У Наталии Дмитриевны была дочь Маша, у Маши росла дочь Лена. Красавица Маша, статная, высокая, гордая, с длинной косой, создавала новую тогда у нас в стране науку экологию. Поэтому Лена жила все лето с бабушками. В какой-то из экспедиций Маша упала с лошади, да так неудачно, что повредила себе позвоночник. Закованная в гипс, она лежала в одной из московских клиник в жутком состоянии духа от ожидавших ее перспектив, так что лечащий врач был не на шутку встревожен и профессионально ее подбадривал. Но его профессионального умения не хватало, и тогда он позвал на помощь своего друга Сашу Дулова. Будучи автором и исполнителем довольно популярных песен, друг, молодой и самонадеянный, явился с гитарой. Это в те времена тоже было новым и весьма престижным в интеллигентной среде занятием. Саша посвящал ему только досуг, поскольку занимался научной работой в области химии и был кандидатом наук.
Пел он ей, конечно, «Хромого короля», песни на стихи Горбовского, Шефнера, Рубцова, Кушнера. Пел песни и на собственные стихи. Так он приходил в больничную палату каждый вечер, и понемногу Машина депрессия, как и следовало ожидать, отступила.
Закончилась эта история как в доброй сказке: Маша выздоровела, стала его музой и женой и родила ему сына.
Мы приехали, когда Саши Дулова в живых, к сожалению, не было. Он покоится на маленьком кладбище в Кидекше, согласно его завещанию.
— Знаете что, — сказала Лена. — Я имею от мамы поручение. Она просила меня привезти вас к ней, это в пяти километрах отсюда, в Минчакове. Там есть несколько домиков, один она предоставит в ваше распоряжение, и вы сможете жить в нем, сколько захотите.
Мы с Ксеней и Наташей переглянулись.
— Конечно, поезжайте, — сказала Наташа.
— Ну, насчет жить… это вряд ли. Все-таки тут дела. А навестить Машу нужно обязательно!
И мы поехали. Отец Андрей и матушка Елена повезли нас через старинное село Глебовское, через славный город Суздаль, мимо Спасо-Евфимиева монастыря и далее по Ивановской дороге. Повсюду, сколько хватало глаз, стоял дым, но в машине был кондиционер, и мы, наконец, продышались.
8
На опушке молодого соснового леса, возле деревянного коттеджа стояла высокая, статная Маша Черкасова, красивая, гордая, как и прежде, только вдвое старше, чем я ее знал.

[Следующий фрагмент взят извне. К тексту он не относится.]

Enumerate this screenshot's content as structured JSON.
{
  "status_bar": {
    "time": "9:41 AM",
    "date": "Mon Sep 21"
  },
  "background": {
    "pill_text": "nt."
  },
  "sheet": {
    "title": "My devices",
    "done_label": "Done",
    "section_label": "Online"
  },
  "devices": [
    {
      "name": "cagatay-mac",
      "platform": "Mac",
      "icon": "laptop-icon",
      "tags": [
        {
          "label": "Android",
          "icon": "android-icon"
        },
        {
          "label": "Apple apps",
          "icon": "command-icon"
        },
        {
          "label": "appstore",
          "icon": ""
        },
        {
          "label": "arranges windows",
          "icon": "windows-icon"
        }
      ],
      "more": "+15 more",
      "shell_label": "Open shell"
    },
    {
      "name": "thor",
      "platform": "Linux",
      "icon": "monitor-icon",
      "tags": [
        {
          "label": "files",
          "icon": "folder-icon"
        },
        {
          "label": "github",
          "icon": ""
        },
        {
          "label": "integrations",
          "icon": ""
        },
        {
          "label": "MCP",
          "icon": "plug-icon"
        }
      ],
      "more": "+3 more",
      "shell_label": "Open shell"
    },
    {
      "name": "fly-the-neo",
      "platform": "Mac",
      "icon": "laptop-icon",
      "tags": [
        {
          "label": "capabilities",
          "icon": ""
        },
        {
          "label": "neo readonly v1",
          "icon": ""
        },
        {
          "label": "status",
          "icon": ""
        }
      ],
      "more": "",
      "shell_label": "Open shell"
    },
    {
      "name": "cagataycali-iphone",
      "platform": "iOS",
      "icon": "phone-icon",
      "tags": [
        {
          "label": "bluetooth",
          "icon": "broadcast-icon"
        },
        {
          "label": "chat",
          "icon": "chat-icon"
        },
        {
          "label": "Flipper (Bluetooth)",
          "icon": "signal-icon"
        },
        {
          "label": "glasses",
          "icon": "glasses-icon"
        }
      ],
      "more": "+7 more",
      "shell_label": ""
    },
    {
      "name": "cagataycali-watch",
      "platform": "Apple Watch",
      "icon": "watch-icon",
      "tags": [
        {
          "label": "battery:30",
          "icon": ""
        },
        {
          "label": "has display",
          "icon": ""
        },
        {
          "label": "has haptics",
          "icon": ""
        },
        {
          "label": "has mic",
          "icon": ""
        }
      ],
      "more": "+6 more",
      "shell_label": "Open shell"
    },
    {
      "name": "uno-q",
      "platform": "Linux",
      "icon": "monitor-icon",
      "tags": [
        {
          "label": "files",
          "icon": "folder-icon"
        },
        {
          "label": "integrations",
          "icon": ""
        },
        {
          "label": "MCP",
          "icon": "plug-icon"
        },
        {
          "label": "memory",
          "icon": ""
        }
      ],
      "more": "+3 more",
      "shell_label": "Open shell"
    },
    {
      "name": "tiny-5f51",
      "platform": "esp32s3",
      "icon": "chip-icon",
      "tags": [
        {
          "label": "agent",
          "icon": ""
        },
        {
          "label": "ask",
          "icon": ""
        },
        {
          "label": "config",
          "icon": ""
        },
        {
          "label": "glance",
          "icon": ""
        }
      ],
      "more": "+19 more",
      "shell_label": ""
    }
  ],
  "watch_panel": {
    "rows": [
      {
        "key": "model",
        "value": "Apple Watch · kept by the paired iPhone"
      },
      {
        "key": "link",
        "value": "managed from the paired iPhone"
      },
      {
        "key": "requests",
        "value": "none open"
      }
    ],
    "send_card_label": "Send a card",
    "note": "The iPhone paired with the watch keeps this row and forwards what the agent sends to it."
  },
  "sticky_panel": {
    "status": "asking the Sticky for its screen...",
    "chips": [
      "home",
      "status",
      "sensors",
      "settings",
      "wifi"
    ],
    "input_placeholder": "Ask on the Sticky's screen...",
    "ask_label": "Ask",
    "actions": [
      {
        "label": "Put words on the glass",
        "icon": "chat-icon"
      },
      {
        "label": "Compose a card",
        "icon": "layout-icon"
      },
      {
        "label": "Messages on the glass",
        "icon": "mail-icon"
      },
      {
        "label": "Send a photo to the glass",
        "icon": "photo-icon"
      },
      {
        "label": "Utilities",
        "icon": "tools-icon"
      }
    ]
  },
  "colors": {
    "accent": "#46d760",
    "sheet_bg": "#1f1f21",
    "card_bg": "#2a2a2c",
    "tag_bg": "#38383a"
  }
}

— Как жаль, — воскликнула она после приветствий, — что вы не увидите наших пейзажей, наших великолепных далей!
Но и сквозь дымную пелену можно было понять, какая здесь раскинулась красота. Волнистая равнина, кое-где тронутая кустарником, уходила к речному берегу и далее к лесам, мутный контур которых едва очерчивал небесную линию. Здесь же, в молодой сосновой поросли, прятались несколько незатейливых домиков, образуя крошечную колонию, происхождение которой Маша скоро нам объяснила.
На вечернюю трапезу мы устроились за длинным самодельным столом позади Машиного дома и, не переставая удивляться чуду этой нашей нечаянной встречи, сбивчиво и торопливо рассказывали друг другу о новостях.
Первой и главной темой был, конечно, безвременный уход Саши Дулова. Здесь они вместе жили, здесь он создавал свои песни, эти пейзажи и эти сосенки принадлежали также ему, равно как Маше. И место это стало, по сути дела, Сашиным мемориалом. Дом увешан его фотопортретами, выполненными Машей (оказалось, что она замечательный фотохудожник), у нее даже есть отдельная келья, где она каждый день, в полутьме, остается наедине с его голосом. Говорит она о нем так, что кажется, будто он где-то неподалеку, сейчас придет, возьмет гитару и запоет песни, которые когда-то вернули ее к жизни. Ну, а 15 мая, в день Сашиного рождения, Маша проводит здесь музыкальный фестиваль. Приезжают друзья из Москвы, постаревшие барды, убеленные сединами «шестидесятники», собирается молодежь всей округи, в этом году было человек двести, и вот так, в условиях туристского слета, проводят они, припеваючи, один день, потом второй, а то и третий.
— Ну, а откуда же домики?
— А это наша премия, — ответила Маша. — Премия за проект по Суздалю.
Тут, чтобы что-нибудь понять, надо соединить воедино застольные сбивчивые рассказы с тем, что я позже вычитал в интернете.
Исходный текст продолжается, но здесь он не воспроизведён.